Arquivo

A desigualdade no México passa pelos salários

Vendedores informais na rua de Moneda, no centro histórico da Cidade do México. A economia informal é um reduto diante da enorme desigualdade salarial existente no país. Foto: Emilio Godoy/IPS
Vendedores informais na rua de Moneda, no centro histórico da Cidade do México. A economia informal é um reduto diante da enorme desigualdade salarial existente no país. Foto: Emilio Godoy/IPS

 

Cidade do México, México, 18/11/2014 – Sandra G. trabalha de segunda a sábado em um centro de cosméticos, no sul da Cidade do México, onde aos 30 anos e com seus estudos em cosmetologia, ganha ligeiramente acima do salário mínimo, que neste país é de apenas US$ 5 por dia. Esta jovem casada, que pediu para não dar o sobrenome, faz tratamentos de beleza e vende produtos como cremes para a pele e bálsamos, o que lhe proporciona uma renda com pequenas comissões pelas vendas mensais, cuja meta mínima é de US$ 3 mil, o que representa uma pressão trabalhista “bastante estressante”.

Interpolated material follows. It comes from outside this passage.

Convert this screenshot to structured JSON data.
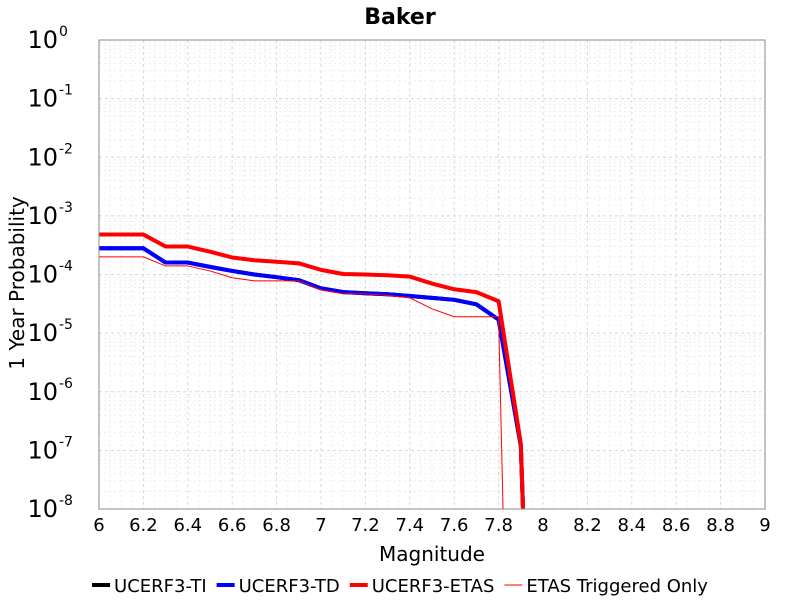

Sandra contou à IPS que “a dona me disse que, como estava começando o negócio, podia pagar o mínimo, mas se fosse boa com as vendas melhoria minha renda”. A renda comum de Sandra e seu marido, um engenheiro, dá para viver o justo, sem nenhum luxo. “Meu marido passou dois meses desempregado e estivemos bem apertados. Já conseguiu trabalho e isso nos dá tranquilidade, embora nos preocupe que a possibilidade de prosperar esteja distante porque os salários são muito baixos para a vida como está”, afirmou.

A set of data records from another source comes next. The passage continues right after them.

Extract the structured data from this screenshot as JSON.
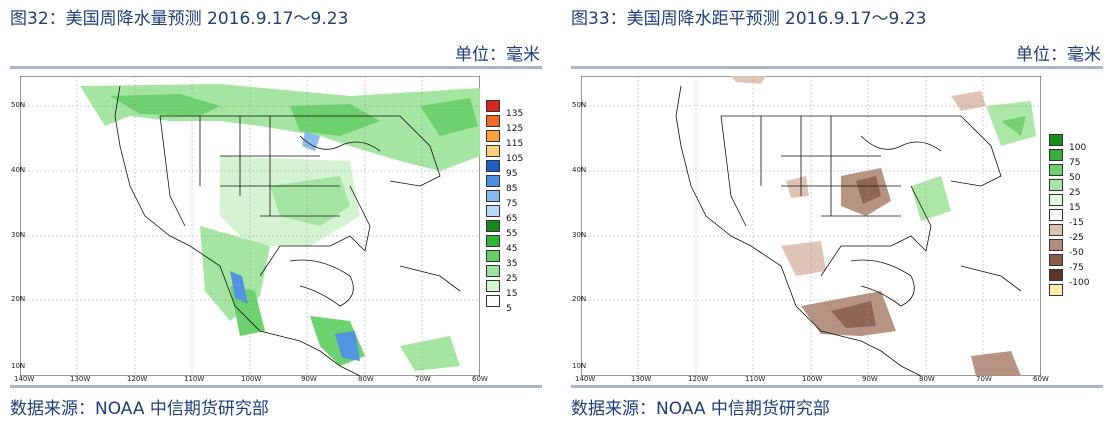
{
  "panels": [
    {
      "title": "图32：美国周降水量预测 2016.9.17～9.23",
      "unit": "单位：毫米",
      "source": "数据来源：NOAA 中信期货研究部",
      "legend": [
        {
          "label": "135",
          "color": "#d7261e"
        },
        {
          "label": "125",
          "color": "#f26b22"
        },
        {
          "label": "115",
          "color": "#f9a13a"
        },
        {
          "label": "105",
          "color": "#fbd27a"
        },
        {
          "label": "95",
          "color": "#1c5fc9"
        },
        {
          "label": "85",
          "color": "#4a8fe0"
        },
        {
          "label": "75",
          "color": "#86b8ee"
        },
        {
          "label": "65",
          "color": "#bcd8f7"
        },
        {
          "label": "55",
          "color": "#178a1f"
        },
        {
          "label": "45",
          "color": "#2fb33a"
        },
        {
          "label": "35",
          "color": "#66cf66"
        },
        {
          "label": "25",
          "color": "#9fe49c"
        },
        {
          "label": "15",
          "color": "#d2f4cf"
        },
        {
          "label": "5",
          "color": "#ffffff"
        }
      ]
    },
    {
      "title": "图33：美国周降水距平预测 2016.9.17～9.23",
      "unit": "单位：毫米",
      "source": "数据来源：NOAA 中信期货研究部",
      "legend": [
        {
          "label": "100",
          "color": "#1f8a22"
        },
        {
          "label": "75",
          "color": "#3aad3c"
        },
        {
          "label": "50",
          "color": "#6fcf6c"
        },
        {
          "label": "25",
          "color": "#a9e6a4"
        },
        {
          "label": "15",
          "color": "#e4f8e1"
        },
        {
          "label": "-15",
          "color": "#ffffff"
        },
        {
          "label": "-25",
          "color": "#dec1b3"
        },
        {
          "label": "-50",
          "color": "#b48e7c"
        },
        {
          "label": "-75",
          "color": "#8a5d4b"
        },
        {
          "label": "-100",
          "color": "#5c3427"
        },
        {
          "label": "",
          "color": "#fbf0a8"
        }
      ]
    }
  ],
  "axes": {
    "lat_labels": [
      "50N",
      "40N",
      "30N",
      "20N",
      "10N"
    ],
    "lon_labels": [
      "140W",
      "130W",
      "120W",
      "110W",
      "100W",
      "90W",
      "80W",
      "70W",
      "60W"
    ]
  }
}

Biografias com essa caracterizam a situação do emprego e sua incidência na desigualdade dominante no México, país de 118 milhões de habitantes. Mas o debate atual sobre o aumento do salário mínimo parece ignorar essas realidades. “A questão salarial é uma coisa de desigualdade. Pode ser um mecanismo de mitigação. Mas há mais trabalhadores que têm um pedaço do bolo cada vez menor. É um problema de redistribuição”, disse Miguel López, integrante do Observatório de Salários, da privada Universidade Ibero-Americana de Puebla, na cidade de mesmo nome.

Em seu Informe 2014, divulgado em abril, o Observatório ressalta que “a pauperização absoluta da classe trabalhadora se vê refletida no barateamento do salário como preço da força de trabalho, na exploração com maior intensidade da jornada de trabalho e a precarização das condições gerais de trabalho, moradia e da vida em geral. O atual salário mínimo mexicano de US$ 5 diários é o mais baixo da América Latina, afirma a instituição, seguido de Nicarágua, Haiti e Bolívia.

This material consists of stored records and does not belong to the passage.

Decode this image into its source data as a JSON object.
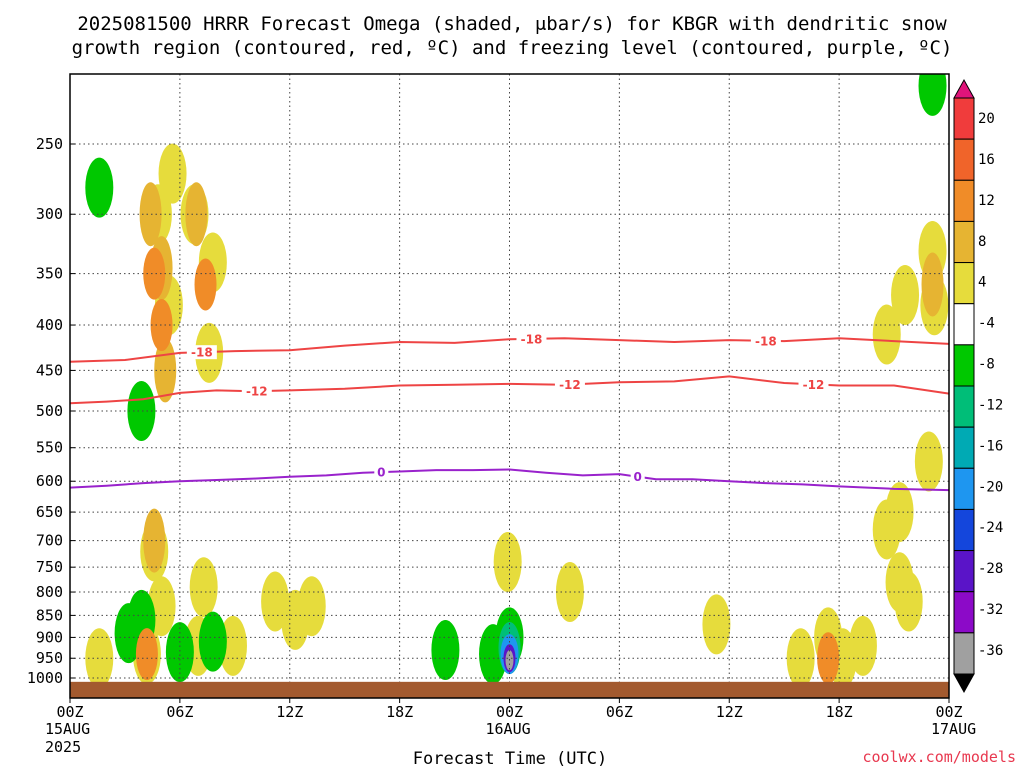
{
  "title_line1": "2025081500 HRRR Forecast Omega (shaded, μbar/s) for KBGR with dendritic snow",
  "title_line2": "growth region (contoured, red, ºC) and freezing level (contoured, purple, ºC)",
  "credit": "coolwx.com/models",
  "chart_data": {
    "type": "contour-time-height",
    "title": "2025081500 HRRR Forecast Omega (shaded, μbar/s) for KBGR with dendritic snow growth region (contoured, red, ºC) and freezing level (contoured, purple, ºC)",
    "xlabel": "Forecast Time (UTC)",
    "ylabel": "",
    "x_unit": "forecast hour",
    "y_unit": "hPa",
    "xlim": [
      0,
      48
    ],
    "ylim": [
      1050,
      200
    ],
    "y_scale": "log-pressure",
    "grid": true,
    "x_ticks": [
      {
        "hour": 0,
        "l1": "00Z",
        "l2": "15AUG",
        "l3": "2025"
      },
      {
        "hour": 6,
        "l1": "06Z",
        "l2": "",
        "l3": ""
      },
      {
        "hour": 12,
        "l1": "12Z",
        "l2": "",
        "l3": ""
      },
      {
        "hour": 18,
        "l1": "18Z",
        "l2": "",
        "l3": ""
      },
      {
        "hour": 24,
        "l1": "00Z",
        "l2": "16AUG",
        "l3": ""
      },
      {
        "hour": 30,
        "l1": "06Z",
        "l2": "",
        "l3": ""
      },
      {
        "hour": 36,
        "l1": "12Z",
        "l2": "",
        "l3": ""
      },
      {
        "hour": 42,
        "l1": "18Z",
        "l2": "",
        "l3": ""
      },
      {
        "hour": 48,
        "l1": "00Z",
        "l2": "17AUG",
        "l3": ""
      }
    ],
    "y_ticks": [
      250,
      300,
      350,
      400,
      450,
      500,
      550,
      600,
      650,
      700,
      750,
      800,
      850,
      900,
      950,
      1000
    ],
    "colorbar": {
      "labels": [
        "20",
        "16",
        "12",
        "8",
        "4",
        "-4",
        "-8",
        "-12",
        "-16",
        "-20",
        "-24",
        "-28",
        "-32",
        "-36"
      ],
      "colors": [
        "#e0147a",
        "#f03c3c",
        "#f0642a",
        "#f08c28",
        "#e6b432",
        "#e6dc3c",
        "#ffffff",
        "#00c800",
        "#00be78",
        "#00aab4",
        "#1e96f0",
        "#1446dc",
        "#5a14c8",
        "#8c0ac8",
        "#a0a0a0",
        "#000000"
      ]
    },
    "omega_features": [
      {
        "hour": 1.6,
        "p": 280,
        "v": -6
      },
      {
        "hour": 3.9,
        "p": 500,
        "v": -6
      },
      {
        "hour": 4.8,
        "p": 300,
        "v": 4
      },
      {
        "hour": 5.6,
        "p": 270,
        "v": 4
      },
      {
        "hour": 6.8,
        "p": 300,
        "v": 4
      },
      {
        "hour": 7.8,
        "p": 340,
        "v": 4
      },
      {
        "hour": 5.4,
        "p": 380,
        "v": 4
      },
      {
        "hour": 7.6,
        "p": 430,
        "v": 4
      },
      {
        "hour": 4.4,
        "p": 300,
        "v": 8
      },
      {
        "hour": 6.9,
        "p": 300,
        "v": 8
      },
      {
        "hour": 5.0,
        "p": 345,
        "v": 8
      },
      {
        "hour": 4.6,
        "p": 350,
        "v": 12
      },
      {
        "hour": 5.0,
        "p": 400,
        "v": 12
      },
      {
        "hour": 7.4,
        "p": 360,
        "v": 12
      },
      {
        "hour": 5.2,
        "p": 450,
        "v": 8
      },
      {
        "hour": 4.6,
        "p": 720,
        "v": 4
      },
      {
        "hour": 4.6,
        "p": 700,
        "v": 8
      },
      {
        "hour": 7.3,
        "p": 790,
        "v": 4
      },
      {
        "hour": 11.2,
        "p": 820,
        "v": 4
      },
      {
        "hour": 12.3,
        "p": 860,
        "v": 4
      },
      {
        "hour": 13.2,
        "p": 830,
        "v": 4
      },
      {
        "hour": 5.0,
        "p": 830,
        "v": 4
      },
      {
        "hour": 1.6,
        "p": 950,
        "v": 4
      },
      {
        "hour": 4.2,
        "p": 940,
        "v": 4
      },
      {
        "hour": 4.2,
        "p": 940,
        "v": 12
      },
      {
        "hour": 3.2,
        "p": 890,
        "v": -6
      },
      {
        "hour": 3.9,
        "p": 860,
        "v": -6
      },
      {
        "hour": 6.0,
        "p": 935,
        "v": -6
      },
      {
        "hour": 7.8,
        "p": 910,
        "v": -6
      },
      {
        "hour": 7.0,
        "p": 920,
        "v": 4
      },
      {
        "hour": 8.9,
        "p": 920,
        "v": 4
      },
      {
        "hour": 20.5,
        "p": 930,
        "v": -6
      },
      {
        "hour": 23.9,
        "p": 740,
        "v": 4
      },
      {
        "hour": 23.1,
        "p": 940,
        "v": -6
      },
      {
        "hour": 24.0,
        "p": 900,
        "v": -6
      },
      {
        "hour": 24.0,
        "p": 925,
        "v": -10
      },
      {
        "hour": 24.0,
        "p": 940,
        "v": -18
      },
      {
        "hour": 24.0,
        "p": 950,
        "v": -26
      },
      {
        "hour": 24.0,
        "p": 955,
        "v": -32
      },
      {
        "hour": 27.3,
        "p": 800,
        "v": 4
      },
      {
        "hour": 35.3,
        "p": 870,
        "v": 4
      },
      {
        "hour": 41.4,
        "p": 900,
        "v": 4
      },
      {
        "hour": 43.3,
        "p": 920,
        "v": 4
      },
      {
        "hour": 39.9,
        "p": 950,
        "v": 4
      },
      {
        "hour": 42.2,
        "p": 950,
        "v": 4
      },
      {
        "hour": 41.4,
        "p": 950,
        "v": 12
      },
      {
        "hour": 45.3,
        "p": 780,
        "v": 4
      },
      {
        "hour": 45.8,
        "p": 820,
        "v": 4
      },
      {
        "hour": 44.6,
        "p": 680,
        "v": 4
      },
      {
        "hour": 45.3,
        "p": 650,
        "v": 4
      },
      {
        "hour": 46.9,
        "p": 570,
        "v": 4
      },
      {
        "hour": 44.6,
        "p": 410,
        "v": 4
      },
      {
        "hour": 45.6,
        "p": 370,
        "v": 4
      },
      {
        "hour": 47.1,
        "p": 330,
        "v": 4
      },
      {
        "hour": 47.2,
        "p": 380,
        "v": 4
      },
      {
        "hour": 47.1,
        "p": 360,
        "v": 8
      },
      {
        "hour": 47.1,
        "p": 215,
        "v": -6
      }
    ],
    "contours": [
      {
        "label": "-18",
        "color": "#ee4444",
        "label_hours": [
          7.2,
          25.2,
          38.0
        ],
        "points": [
          [
            0,
            440
          ],
          [
            3,
            438
          ],
          [
            6,
            430
          ],
          [
            9,
            428
          ],
          [
            12,
            427
          ],
          [
            15,
            422
          ],
          [
            18,
            418
          ],
          [
            21,
            419
          ],
          [
            24,
            415
          ],
          [
            27,
            414
          ],
          [
            30,
            416
          ],
          [
            33,
            418
          ],
          [
            36,
            416
          ],
          [
            39,
            417
          ],
          [
            42,
            414
          ],
          [
            45,
            417
          ],
          [
            48,
            420
          ]
        ]
      },
      {
        "label": "-12",
        "color": "#ee4444",
        "label_hours": [
          10.2,
          27.3,
          40.6
        ],
        "points": [
          [
            0,
            490
          ],
          [
            2,
            488
          ],
          [
            4,
            485
          ],
          [
            6,
            477
          ],
          [
            8,
            474
          ],
          [
            10,
            475
          ],
          [
            12,
            474
          ],
          [
            15,
            472
          ],
          [
            18,
            468
          ],
          [
            21,
            467
          ],
          [
            24,
            466
          ],
          [
            27,
            467
          ],
          [
            30,
            464
          ],
          [
            33,
            463
          ],
          [
            36,
            457
          ],
          [
            39,
            465
          ],
          [
            42,
            468
          ],
          [
            45,
            468
          ],
          [
            48,
            478
          ]
        ]
      },
      {
        "label": "0",
        "color": "#9922cc",
        "label_hours": [
          17.0,
          31.0
        ],
        "points": [
          [
            0,
            610
          ],
          [
            2,
            607
          ],
          [
            4,
            603
          ],
          [
            6,
            600
          ],
          [
            8,
            598
          ],
          [
            10,
            596
          ],
          [
            12,
            593
          ],
          [
            14,
            591
          ],
          [
            16,
            587
          ],
          [
            18,
            585
          ],
          [
            20,
            583
          ],
          [
            22,
            583
          ],
          [
            24,
            582
          ],
          [
            26,
            587
          ],
          [
            28,
            591
          ],
          [
            30,
            589
          ],
          [
            32,
            597
          ],
          [
            34,
            597
          ],
          [
            36,
            600
          ],
          [
            38,
            603
          ],
          [
            40,
            605
          ],
          [
            42,
            608
          ],
          [
            45,
            612
          ],
          [
            48,
            614
          ]
        ]
      }
    ],
    "terrain_p": 1010
  }
}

Porém, o pior é a enorme brecha salarial no país, evidenciado por um estudo de 2013 da firma Hay Group em companhias de grandes capitais mundiais, sobre as diferenças entre os salários do pessoal de alto escalão e os novos trabalhadores. Segundo seus resultados, o salário base de um diretor na Cidade do México é de US$ 10 mil mensais, apenas US$ 417 menos do que um executivo de empresa semelhante em Nova York. Mas o salário mínimo federal norte-americano é de US$ 7,25 por hora, contra o de US$ 5 por dia pago na capital mexicana.

A Pesquisa Anual de Remunerações sobre os salários de presidentes, da consultoria internacional de recursos humanos Mercer, por sua vez, estabeleceu que esse ano no México o número um de uma grande empresa ganhava 121 vezes mais do que o valor do salário mínimo, a maior brecha na América Latina.

O Artigo 123 da Constituição mexicana estipula que “os salários mínimos gerais deverão ser suficientes para atender as necessidades normais de um chefe de família, nos âmbitos material, social e cultural, e para dar a educação obrigatória aos filhos”.

Segundo dados oficiais, no México a população economicamente ativa soma 52 milhões de pessoas, dos quais mais de 29 milhões se desenvolvem na informalidade. O desemprego aberto está em 4,8% e o subemprego (trabalho eventual ou por horas) em 7%. Pesquisa do Centro de Análise Multidisciplinar (CAM), da Universidade Autônoma do México (pública), indica que os trabalhadores do país que ganham de um a três salários mínimos totalizam 4,4 milhões.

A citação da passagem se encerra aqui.